2. Future Development Directions

Development of High-Activity Nisin Derivatives: Use genetic engineering modification or chemical modification to develop Nisin derivatives with enhanced bacteriostatic activity and broader spectrum, reducing dosage in infant food and minimizing resistance risks.

Research on Precision Preservation Technologies: Develop personalized composite bacteriostatic systems based on raw material characteristics, processing technologies, and storage conditions of infant food to achieve "minimum dosage, optimal effect."

Standard System Harmonization: Promote international harmonization of infant food additive standards, clarifying Nisin’s application scope, limits, and detection methods to reduce trade barriers.

Science Popularization and Communication: Through industry associations, enterprise promotions, and medical institution outreach, educate consumers on Nisin’s safety and necessity, eliminating misunderstandings and promoting compliant application.

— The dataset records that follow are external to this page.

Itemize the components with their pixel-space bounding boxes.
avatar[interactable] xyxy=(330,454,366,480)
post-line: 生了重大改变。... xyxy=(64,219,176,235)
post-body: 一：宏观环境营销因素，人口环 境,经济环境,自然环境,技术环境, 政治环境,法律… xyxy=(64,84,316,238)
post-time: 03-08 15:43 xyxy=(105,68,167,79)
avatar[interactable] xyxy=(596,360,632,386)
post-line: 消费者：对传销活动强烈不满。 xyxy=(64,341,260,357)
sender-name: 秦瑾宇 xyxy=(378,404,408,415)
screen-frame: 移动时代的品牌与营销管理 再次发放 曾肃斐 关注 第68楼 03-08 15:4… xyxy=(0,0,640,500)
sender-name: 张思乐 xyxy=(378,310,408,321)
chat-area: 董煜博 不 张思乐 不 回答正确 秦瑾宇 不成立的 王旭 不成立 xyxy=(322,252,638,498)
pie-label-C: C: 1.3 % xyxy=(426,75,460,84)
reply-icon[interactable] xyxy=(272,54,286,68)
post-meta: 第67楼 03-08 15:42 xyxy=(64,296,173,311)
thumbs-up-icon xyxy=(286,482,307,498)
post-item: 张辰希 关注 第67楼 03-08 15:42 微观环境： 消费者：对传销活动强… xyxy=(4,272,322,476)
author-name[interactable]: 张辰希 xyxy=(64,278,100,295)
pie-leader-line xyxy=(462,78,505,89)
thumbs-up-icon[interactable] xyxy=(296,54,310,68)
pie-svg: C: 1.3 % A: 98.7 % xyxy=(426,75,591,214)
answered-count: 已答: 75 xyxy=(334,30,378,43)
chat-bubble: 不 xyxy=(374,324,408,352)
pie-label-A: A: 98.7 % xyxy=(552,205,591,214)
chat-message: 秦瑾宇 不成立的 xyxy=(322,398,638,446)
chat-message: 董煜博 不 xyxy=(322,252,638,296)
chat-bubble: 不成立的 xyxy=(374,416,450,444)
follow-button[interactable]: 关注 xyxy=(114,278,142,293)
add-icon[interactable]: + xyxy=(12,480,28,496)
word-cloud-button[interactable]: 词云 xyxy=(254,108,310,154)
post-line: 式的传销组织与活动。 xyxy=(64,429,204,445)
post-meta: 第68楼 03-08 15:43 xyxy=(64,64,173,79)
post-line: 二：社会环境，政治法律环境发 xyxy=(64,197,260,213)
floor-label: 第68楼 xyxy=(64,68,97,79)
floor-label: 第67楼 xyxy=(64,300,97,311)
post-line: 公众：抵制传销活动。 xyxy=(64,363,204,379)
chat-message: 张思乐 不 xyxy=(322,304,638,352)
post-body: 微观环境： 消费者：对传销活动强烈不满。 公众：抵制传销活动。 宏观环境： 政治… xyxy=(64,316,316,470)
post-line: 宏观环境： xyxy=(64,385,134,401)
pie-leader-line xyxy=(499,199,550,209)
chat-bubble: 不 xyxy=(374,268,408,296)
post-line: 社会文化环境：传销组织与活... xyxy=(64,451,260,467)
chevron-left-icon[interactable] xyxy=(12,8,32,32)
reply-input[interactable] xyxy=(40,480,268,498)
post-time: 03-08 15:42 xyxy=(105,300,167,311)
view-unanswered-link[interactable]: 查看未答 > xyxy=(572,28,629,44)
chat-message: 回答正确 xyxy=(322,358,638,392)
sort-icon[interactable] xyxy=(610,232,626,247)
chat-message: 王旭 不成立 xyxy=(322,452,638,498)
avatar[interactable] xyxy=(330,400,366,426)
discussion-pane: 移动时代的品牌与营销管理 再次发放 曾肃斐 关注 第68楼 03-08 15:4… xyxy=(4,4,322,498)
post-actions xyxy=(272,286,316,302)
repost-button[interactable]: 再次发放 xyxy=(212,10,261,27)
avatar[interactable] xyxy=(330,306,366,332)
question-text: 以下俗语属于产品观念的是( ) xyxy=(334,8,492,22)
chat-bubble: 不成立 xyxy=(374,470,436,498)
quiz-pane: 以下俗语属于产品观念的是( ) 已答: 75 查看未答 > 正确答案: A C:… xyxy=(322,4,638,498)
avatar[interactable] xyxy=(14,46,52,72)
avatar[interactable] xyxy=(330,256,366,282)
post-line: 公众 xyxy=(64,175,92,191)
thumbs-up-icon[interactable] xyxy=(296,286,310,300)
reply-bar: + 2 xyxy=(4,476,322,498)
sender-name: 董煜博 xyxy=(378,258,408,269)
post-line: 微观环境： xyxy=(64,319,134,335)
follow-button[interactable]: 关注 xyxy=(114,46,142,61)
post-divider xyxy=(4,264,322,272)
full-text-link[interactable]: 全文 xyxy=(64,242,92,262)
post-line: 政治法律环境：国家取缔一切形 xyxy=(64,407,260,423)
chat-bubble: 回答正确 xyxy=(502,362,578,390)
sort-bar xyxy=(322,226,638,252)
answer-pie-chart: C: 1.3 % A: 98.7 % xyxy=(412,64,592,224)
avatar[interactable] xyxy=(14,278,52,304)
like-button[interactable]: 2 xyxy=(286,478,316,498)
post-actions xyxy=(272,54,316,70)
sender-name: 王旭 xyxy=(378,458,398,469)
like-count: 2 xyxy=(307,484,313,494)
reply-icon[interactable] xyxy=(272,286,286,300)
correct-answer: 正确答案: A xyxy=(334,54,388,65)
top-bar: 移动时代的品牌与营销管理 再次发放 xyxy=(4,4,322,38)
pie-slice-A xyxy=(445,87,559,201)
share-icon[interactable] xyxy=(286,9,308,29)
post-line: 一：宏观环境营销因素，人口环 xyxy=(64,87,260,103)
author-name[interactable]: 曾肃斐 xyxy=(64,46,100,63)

Nisin’s applicability in infant food is supported by a solid safety foundation, with its natural properties and targeted bacteriostatic function highly compatible with infants’ physiological characteristics. It effectively addresses microbial contamination risks in infant food while avoiding potential hazards of chemical preservatives. However, limited by its antibacterial spectrum, dosage constraints, and matrix interference, Nisin application in infant food must strictly adhere to compliance requirements. Strategies such as composite bacteriostatic system construction, formulation technology application, and processing optimization achieve a balance between safety and efficacy. Future development of high-activity derivatives, precision preservation technologies, and improved consumer awareness will broaden Nisin’s application in infant food, providing more reliable technical support for infant food safety protection.